Mit „Das Deutsche-Bahn-Desaster“ widmet sich das ZDF am Dienstag, 4. August, um 21.00 Uhr erneut den Schwierigkeiten des bundeseigenen Konzerns. Die von Anne Höhn, Markus Reichert, Michael Strompen und Frank Vieltorf realisierte Dokumentation bildet den Abschluss einer dreiteiligen Reihe und geht der Frage nach, warum trotz gewaltiger Investitionen weiterhin Verspätungen, Baustellen und strukturelle Probleme den Alltag vieler Fahrgäste bestimmen.Im Mittelpunkt stehen die milliardenschweren Sanierungsmaßnahmen, mit denen die marode Infrastruktur modernisiert werden soll. Insgesamt stellt der Staat 107 Milliarden Euro für die Erneuerung des Schienennetzes bereit. Doch Recherchen von «frontal» zeichnen ein ernüchterndes Bild.
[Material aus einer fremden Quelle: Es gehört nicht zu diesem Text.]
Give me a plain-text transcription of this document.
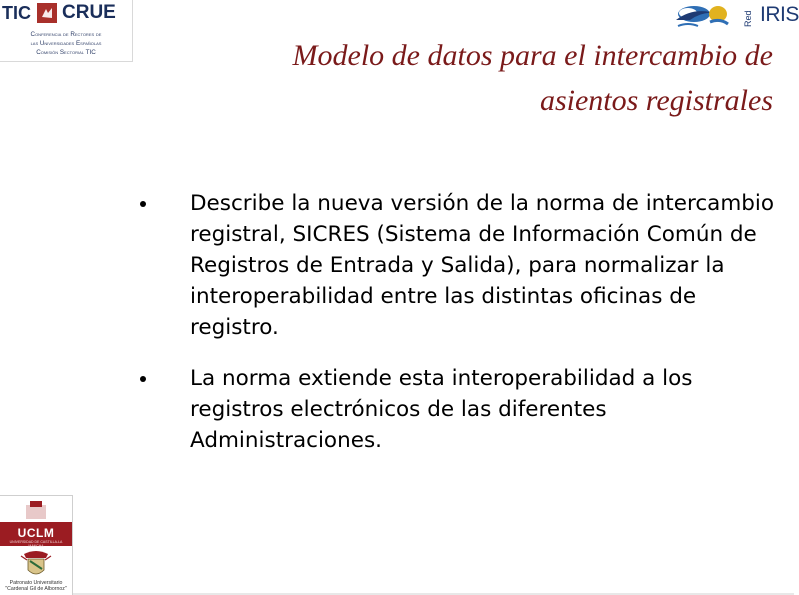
TIC CRUE
Conferencia de Rectores de
las Universidades Españolas
Comisión Sectorial TIC
Red IRIS
Modelo de datos para el intercambio de
asientos registrales
Describe la nueva versión de la norma de intercambio registral, SICRES (Sistema de Información Común de Registros de Entrada y Salida), para normalizar la interoperabilidad entre las distintas oficinas de registro.
La norma extiende esta interoperabilidad a los registros electrónicos de las diferentes Administraciones.
UCLM
UNIVERSIDAD DE CASTILLA-LA MANCHA
Patronato Universitario
"Cardenal Gil de Albornoz"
Die sogenannten Generalsanierungen verschlingen enorme Summen, während gleichzeitig immer neue Finanzmittel gefordert werden. Der frühere Vorsitzende der Lokführergewerkschaft GDL, Claus Weselsky, spricht in der Dokumentation von einem „riesengroßen schwarzen Loch“.
Auch ehemalige Verantwortliche des Konzerns äußern sich kritisch. Alexander Doll, einst Bahnvorstand, sieht erhebliche strukturelle Defizite und verweist darauf, dass nicht allein fehlendes Geld das Problem sei. Entscheidend sei vielmehr, wie die verfügbaren Mittel eingesetzt würden. Die Dokumentation zeichnet das Bild eines Unternehmens, das trotz umfassender Reformversprechen weiterhin mit grundlegenden Steuerungs- und Effizienzproblemen kämpft.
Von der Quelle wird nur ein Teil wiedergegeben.